Welcome back to Top 5 Friday on J. Awkward Prufrock!
Unfortunately, I had to miss last Friday due to my lovely cousin’s wedding. I’ll make up for it eventually.
Today, I bring you my top 5 most awkward flirting attempts. The word “attempts” is used fairly concretely here. As a lone town drunk once pointed out to me in a bar on a Monday night, as I sat there in sweatpants and a sumo-style bun, waiting for my brother to be done with work so I could drive him home: I don’t know how to flirt. Well, more kindly, he indicated that I choose not to flirt, but we all know the truth here. Flirting is chemistry, kinesiology, psychology, and art all at once. If I spent some time thinking about it, I may be able to understand one of those things on a fundamental level. However, since flirting often leaves one with mere seconds to strategize, I am generally at a loss.

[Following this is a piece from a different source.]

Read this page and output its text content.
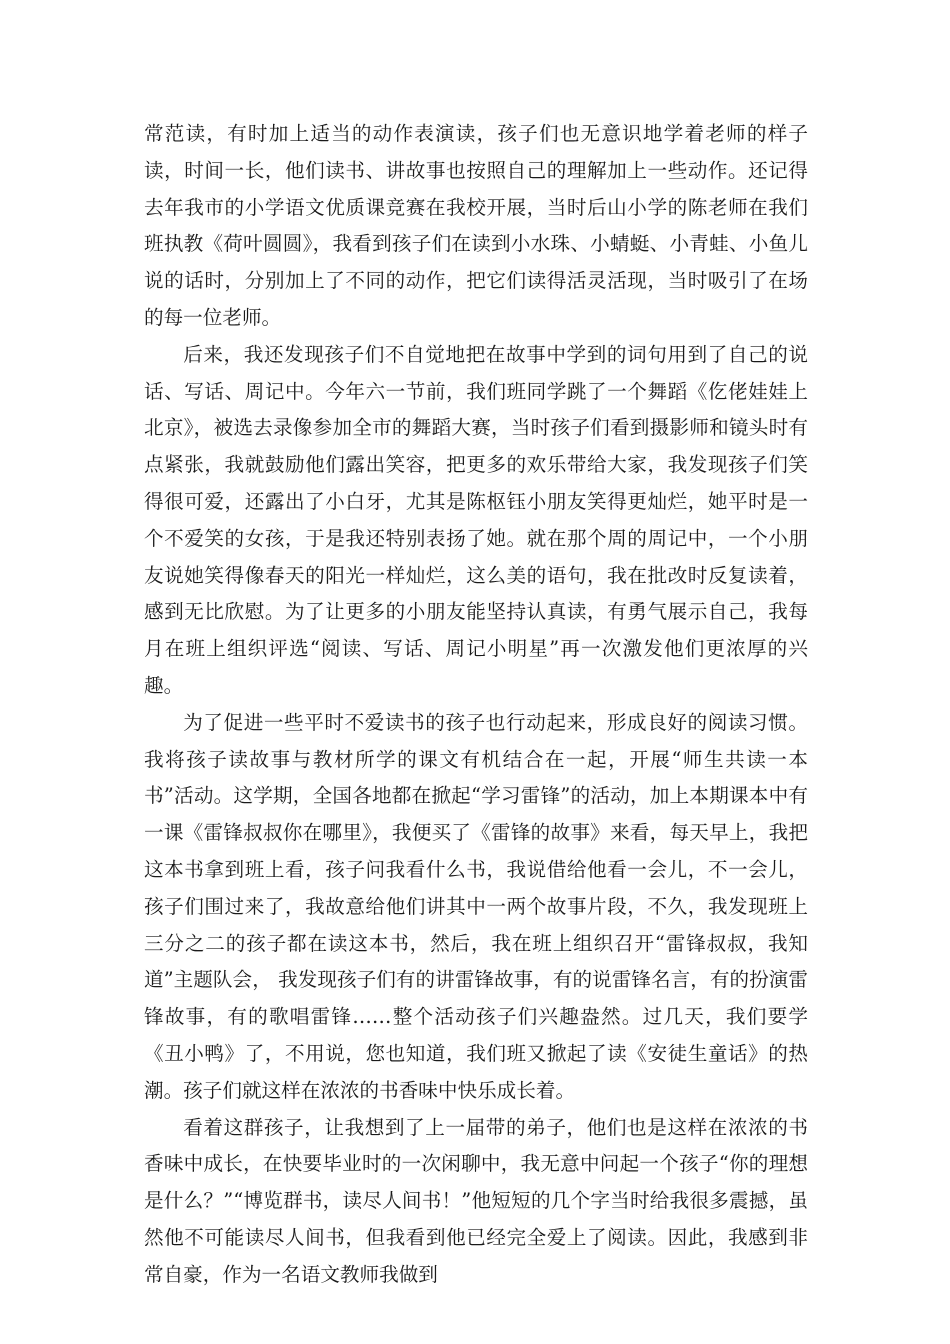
常范读，有时加上适当的动作表演读，孩子们也无意识地学着老师的样子读，时间一长，他们读书、讲故事也按照自己的理解加上一些动作。还记得去年我市的小学语文优质课竞赛在我校开展，当时后山小学的陈老师在我们班执教《荷叶圆圆》，我看到孩子们在读到小水珠、小蜻蜓、小青蛙、小鱼儿说的话时，分别加上了不同的动作，把它们读得活灵活现，当时吸引了在场的每一位老师。

后来，我还发现孩子们不自觉地把在故事中学到的词句用到了自己的说话、写话、周记中。今年六一节前，我们班同学跳了一个舞蹈《仡佬娃娃上北京》，被选去录像参加全市的舞蹈大赛，当时孩子们看到摄影师和镜头时有点紧张，我就鼓励他们露出笑容，把更多的欢乐带给大家，我发现孩子们笑得很可爱，还露出了小白牙，尤其是陈枢钰小朋友笑得更灿烂，她平时是一个不爱笑的女孩，于是我还特别表扬了她。就在那个周的周记中，一个小朋友说她笑得像春天的阳光一样灿烂，这么美的语句，我在批改时反复读着，感到无比欣慰。为了让更多的小朋友能坚持认真读，有勇气展示自己，我每月在班上组织评选“阅读、写话、周记小明星”再一次激发他们更浓厚的兴趣。

为了促进一些平时不爱读书的孩子也行动起来，形成良好的阅读习惯。我将孩子读故事与教材所学的课文有机结合在一起，开展“师生共读一本书”活动。这学期，全国各地都在掀起“学习雷锋”的活动，加上本期课本中有一课《雷锋叔叔你在哪里》，我便买了《雷锋的故事》来看，每天早上，我把这本书拿到班上看，孩子问我看什么书，我说借给他看一会儿，不一会儿，孩子们围过来了，我故意给他们讲其中一两个故事片段，不久，我发现班上三分之二的孩子都在读这本书，然后，我在班上组织召开“雷锋叔叔，我知道”主题队会， 我发现孩子们有的讲雷锋故事，有的说雷锋名言，有的扮演雷锋故事，有的歌唱雷锋……整个活动孩子们兴趣盎然。过几天，我们要学《丑小鸭》了，不用说，您也知道，我们班又掀起了读《安徒生童话》的热潮。孩子们就这样在浓浓的书香味中快乐成长着。

看着这群孩子，让我想到了上一届带的弟子，他们也是这样在浓浓的书香味中成长，在快要毕业时的一次闲聊中，我无意中问起一个孩子“你的理想是什么？”“博览群书，读尽人间书！”他短短的几个字当时给我很多震撼，虽然他不可能读尽人间书，但我看到他已经完全爱上了阅读。因此，我感到非常自豪，作为一名语文教师我做到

Here are some very clear illustrations of such losses. Can I explain my thought process during the majority of these? No, not really. But I can say this, ladies: sometimes the nod and nervous smile just might be the best way to go.
5) Him: So, did you like the movie? Kind of sad, right?
Me: Yes. I also found it very…colloquial.
He furrows his brow, which I take as a cue for finger guns and a mouth-click.
Him: Well…see ya.
That’s what you get for using finger guns without a permit. Ah, well. Target practice makes perfect!
4) Him: You sound a little congested.
Me: Yeah, I have a cold.
He very smoothly puts up his hands in a shield-like fashion and takes a step back.
Me: That’s right. BACK AWAY!
Not only did I outright order the very cute man to back away from me, I said it with the tone and force of a chain-smoking vice principal on cocaine.
3) Guy whom I have been playfully talking to for awhile happens to be on the phone in the stairwell I happen to walk into. Accordingly, I start fantasizing about how amazingly audacious it would be if I just grabbed him and kissed him full on the mouth. It would be long and soft and sensual, and I would pull back and give him “the eyes,” and he would say, “I’m gonna have to call you back,” into his phone and hang up. Rom Com level making out ensues.
Whilst fantasizing, I am also apparently staring with my mouth partially open and an absent-minded smile on my face. He puts the phone down against his shoulder.
Him: Uh, you okay?
The unfortunate high price of awkwardness: a very active imagination and no social skills to make it happen.
2) We make eye contact through a glass door. He gives the slightest hint of a sexy smirk.
Let the nervous tap-dancing begin.
When in doubt, put on a show! Make ‘em laugh, as Donald O’Connor would say.
And, the doozie:
1) I wave goodbye to him and he blows me a kiss.
I pretend to make a small dive for the kiss and put it in my pocket. He chuckles.
(Me, internally: Oh, a chuckle! That’s right, you’re entertained! I am funny, damn. Alright, I can work with this. We have a rock-solid foundation. Now, what next? Oh, I know. I will pretend to drop the kiss. He will be so tickled and I will show off my top-notch improvisational skills! Here we go.)
I proceed to drop the kiss and run after it, ending with a slide on the floor because I am a committed actress, gosh-darn-it-anyway. I clap both my hands around the kiss and let out an exaggerated sigh of relief at finally having caught it.
I look up and see him talking to another girl.
And I couldn’t help but notice she was very much not on the floor with her hands in front of her face, but rather standing with an unfailing confidence and a hair-flip I could only dream about in my Rom Com fantasies.